Nevine El-Aref , Tuesday 8 Nov 2016

The causeway leads to the tomb of the first Middle Kingdom provincial governor of Elephantine Island

The engraved wall of the causeway

During excavation work at Aswan's Qubbet El-Hawa necropolis, a British mission from Birmingham University and the Egypt Exploration Society uncovered a causeway leading to the tomb of Sarenput I, the first Middle Kingdom nomarch (provincial governor) of Aswan's Elephantine Island.

Mahmoud Afifi, head of the Ancient Egyptian Antiquities Department at the Ministry of Antiquities, told Ahram Online that the newly discovered causeway is considered the longest ever found on the western bank of the Nile in Aswan, stretching for 133 metres to connect the tomb of Sarenput I to the Nile bank.

Afifi explains that the causeway is decorated with engravings, the most important of which are found on the eastern part of the ramp's northern wall and depict a group of men pulling a bull and presenting it as an offering to Sarenput I after his death.

Hani Abul Azm, head of the central administration of Upper Egypt, told Ahram Online that the mission has also unearthed a collection of clay containers from a pit within the causeway, which archaeologists believe are canopic jars used in mummification.

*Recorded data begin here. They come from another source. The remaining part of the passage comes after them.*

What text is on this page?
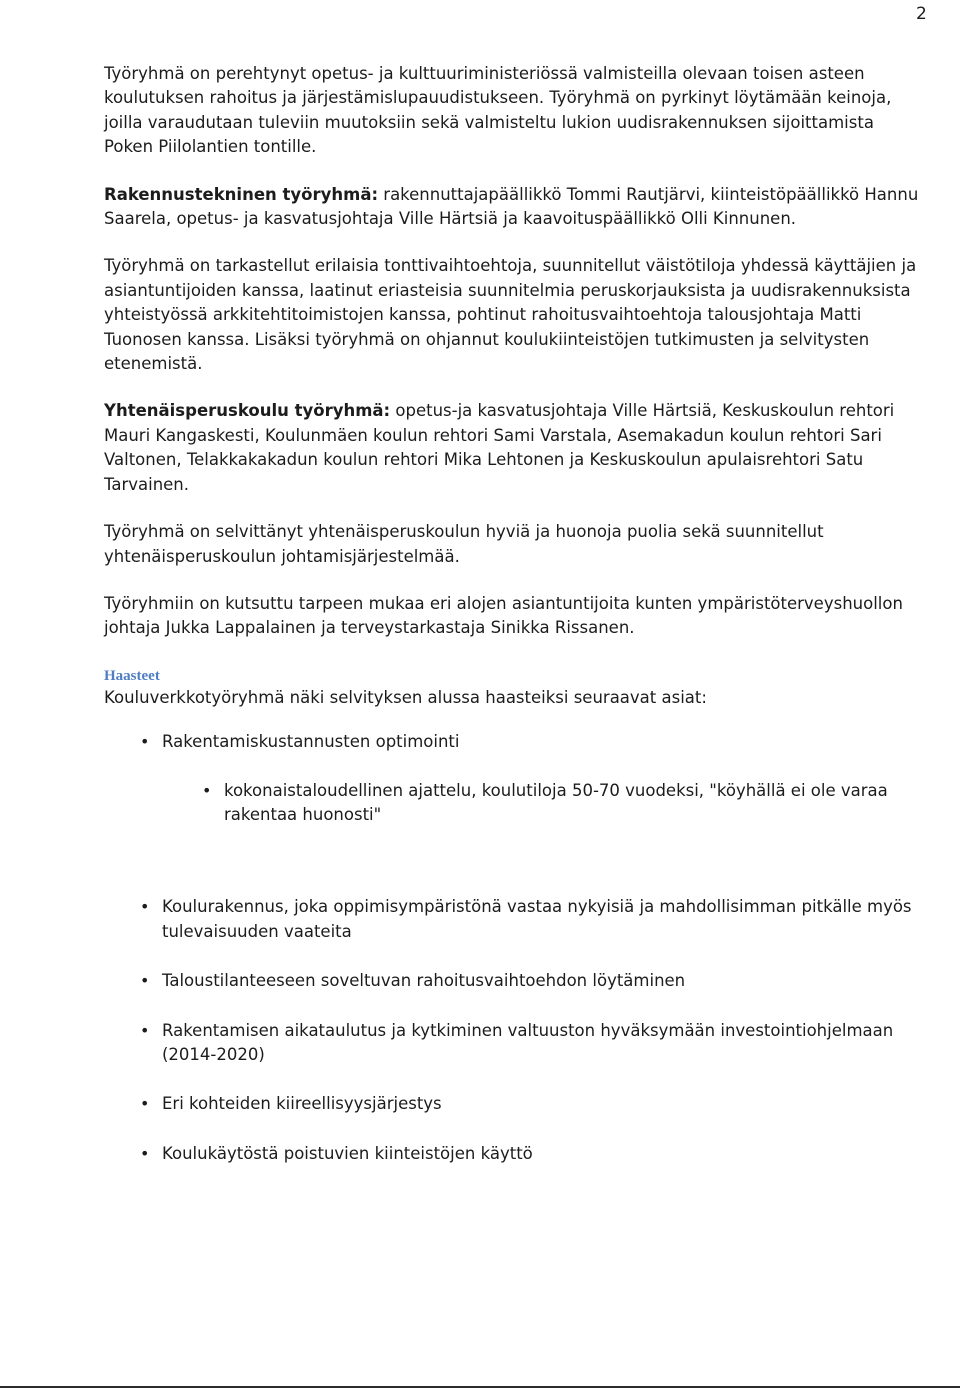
2

Työryhmä on perehtynyt opetus- ja kulttuuriministeriössä valmisteilla olevaan toisen asteen koulutuksen rahoitus ja järjestämislupauudistukseen. Työryhmä on pyrkinyt löytämään keinoja, joilla varaudutaan tuleviin muutoksiin sekä valmisteltu lukion uudisrakennuksen sijoittamista Poken Piilolantien tontille.

Rakennustekninen työryhmä: rakennuttajapäällikkö Tommi Rautjärvi, kiinteistöpäällikkö Hannu Saarela, opetus- ja kasvatusjohtaja Ville Härtsiä ja kaavoituspäällikkö Olli Kinnunen.

Työryhmä on tarkastellut erilaisia tonttivaihtoehtoja, suunnitellut väistötiloja yhdessä käyttäjien ja asiantuntijoiden kanssa, laatinut eriasteisia suunnitelmia peruskorjauksista ja uudisrakennuksista yhteistyössä arkkitehtitoimistojen kanssa, pohtinut rahoitusvaihtoehtoja talousjohtaja Matti Tuonosen kanssa. Lisäksi työryhmä on ohjannut koulukiinteistöjen tutkimusten ja selvitysten etenemistä.

Yhtenäisperuskoulu työryhmä: opetus-ja kasvatusjohtaja Ville Härtsiä, Keskuskoulun rehtori Mauri Kangaskesti, Koulunmäen koulun rehtori Sami Varstala, Asemakadun koulun rehtori Sari Valtonen, Telakkakakadun koulun rehtori Mika Lehtonen ja Keskuskoulun apulaisrehtori Satu Tarvainen.

Työryhmä on selvittänyt yhtenäisperuskoulun hyviä ja huonoja puolia sekä suunnitellut yhtenäisperuskoulun johtamisjärjestelmää.

Työryhmiin on kutsuttu tarpeen mukaa eri alojen asiantuntijoita kunten ympäristöterveyshuollon johtaja Jukka Lappalainen ja terveystarkastaja Sinikka Rissanen.

Haasteet

Kouluverkkotyöryhmä näki selvityksen alussa haasteiksi seuraavat asiat:

• Rakentamiskustannusten optimointi
• kokonaistaloudellinen ajattelu, koulutiloja 50-70 vuodeksi, "köyhällä ei ole varaa rakentaa huonosti"
• Koulurakennus, joka oppimisympäristönä vastaa nykyisiä ja mahdollisimman pitkälle myös tulevaisuuden vaateita
• Taloustilanteeseen soveltuvan rahoitusvaihtoehdon löytäminen
• Rakentamisen aikataulutus ja kytkiminen valtuuston hyväksymään investointiohjelmaan (2014-2020)
• Eri kohteiden kiireellisyysjärjestys
• Koulukäytöstä poistuvien kiinteistöjen käyttö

Abul Azm said the containers will be studied, along with the organic materials found inside, in an attempt to better understand the mummification process.

The mission's field director Martin Bommas says he is very enthusiastic about the discovery, describing it as "a wonderful success that could change the original features of Qubbet El-Hawa area."

Bommas asserted that the mission will start a comprehensive study on the ramp in order to reveal more of its secrets, which may open up the opportunity to comprehensively explore the Qubbet El-Hawa area, which houses a collection of tombs of high officials from the Old Kingdom and nomarchs from the Middle Kingdom.

Sarenput I ruled Elephantine during the reign of King Senusert I of the 12th dynasty. He held several other titles such as the overseer of the priests of Satet and the overseer of foreign lands, among other positions. He was also the king's personal trading agent for goods from Nubia. His tomb is composed of three rooms connected by hallways.

The first two chambers hold colonnades, while the innermost chamber has a niche that once housed a statue of the owner. The outer reliefs depict Sarenput with some of his relatives and his dogs, while the surviving inner paintings depict a scene of the owner with the god Khnum.